NOVEMBER 01, 2014
Man, At The Gates. What can I say. The seminal band created an entire genre, one which has since been so overdone Gordon Ramsay would straight up kill a man. Regardless of your opinion of melodic death metal and the proverbial brick wall it has run headfirst into (with very notable exceptions!), you cannot deny the influence At The Gates has had, with their 1995 release Slaughter of the Soul being a pinnacle of the Gothenburg sound and a masterpiece in my not-even-slightly humble opinion.
That was their last album, in 1995. When Windows 95 came out and Bill Clinton was still the US President. Toy Story came out in 1995. Tupac was alive in 1995. 1995 was a fucking long time ago, is what I’m getting at.
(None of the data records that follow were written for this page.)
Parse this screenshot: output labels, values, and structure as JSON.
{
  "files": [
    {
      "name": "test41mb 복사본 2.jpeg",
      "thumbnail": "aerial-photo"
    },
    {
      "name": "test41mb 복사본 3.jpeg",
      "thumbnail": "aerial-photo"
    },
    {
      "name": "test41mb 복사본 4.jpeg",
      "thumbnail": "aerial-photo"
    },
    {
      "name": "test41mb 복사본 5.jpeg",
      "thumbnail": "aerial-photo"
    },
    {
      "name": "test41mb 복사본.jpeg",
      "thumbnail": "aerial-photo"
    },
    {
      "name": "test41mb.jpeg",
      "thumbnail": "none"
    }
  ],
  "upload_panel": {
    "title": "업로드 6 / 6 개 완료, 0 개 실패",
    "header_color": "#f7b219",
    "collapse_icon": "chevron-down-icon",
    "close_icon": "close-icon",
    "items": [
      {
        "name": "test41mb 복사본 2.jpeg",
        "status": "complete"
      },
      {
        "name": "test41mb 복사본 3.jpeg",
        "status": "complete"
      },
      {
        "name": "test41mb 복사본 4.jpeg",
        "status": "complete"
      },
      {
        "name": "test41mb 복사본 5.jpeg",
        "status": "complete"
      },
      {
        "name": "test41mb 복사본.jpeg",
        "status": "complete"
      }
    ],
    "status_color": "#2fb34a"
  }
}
And yet those crazy Swedes still got it. I guess being Nordic warriors gets stale after a couple decades and you gotta get the old band back together. Opening with a spoken track similar to the start of Blinded By Fear, they charge into the Death and the Labyrinth with Tomas Lindberg’s distinct vocals causing a subconscious grin to spread across my face. It’s like nothing has changed, if anything Lindberg’s iconic death growls have increased in badassery over time. I had the pleasure of seeing the band a few years ago and it was, hands down, one of the best sounding gigs I’ve ever heard. This may be because their previous releases sound awfully like they were recorded inside a bathroom during a thunderstorm but hey, I’m not here to critique 90s production values.
The first riff is immediately recognizable as At The Gates, which is impressive feat in itself because in 20 years and 200 clones, nobody has quite been able to emulate their sound. Actually, the riffs throughout the whole album are fantastic, with Martin Larsson, Anders and Jonas Bjorler in expected fine form with gut-wrenching chugs and soaring harmonies. It’s a concept album, with themes of war and darkness apparent from the title track At War With Reality and The Circular Ruins. Heroes and Tombs creates a fantastic brooding atmosphere that reminds us all that there is actually still a reason to love melodic death metal. Conspiracy of The Blind hits hard and sees the band beginning to turn up to 11 in the second half with Adrian Erlandsson showing off his brilliant drumming skills in personal favourite The Book of Sand (The Abomination). Anders solo in Eater of Gods over Lindberg’s rasping is another highlight followed by the thrasher Upon the Pillars of Dust. The album winds down with a score of brilliant harmonies in closer The Night Eternal.
It’s angry, it’s melodic, It is everything you could possibly expect from a release from this band. If you weren’t a fan before, you won’t be one now, but these guys have mastered and honed their craft and have proved that once again, they are the masters of this genre.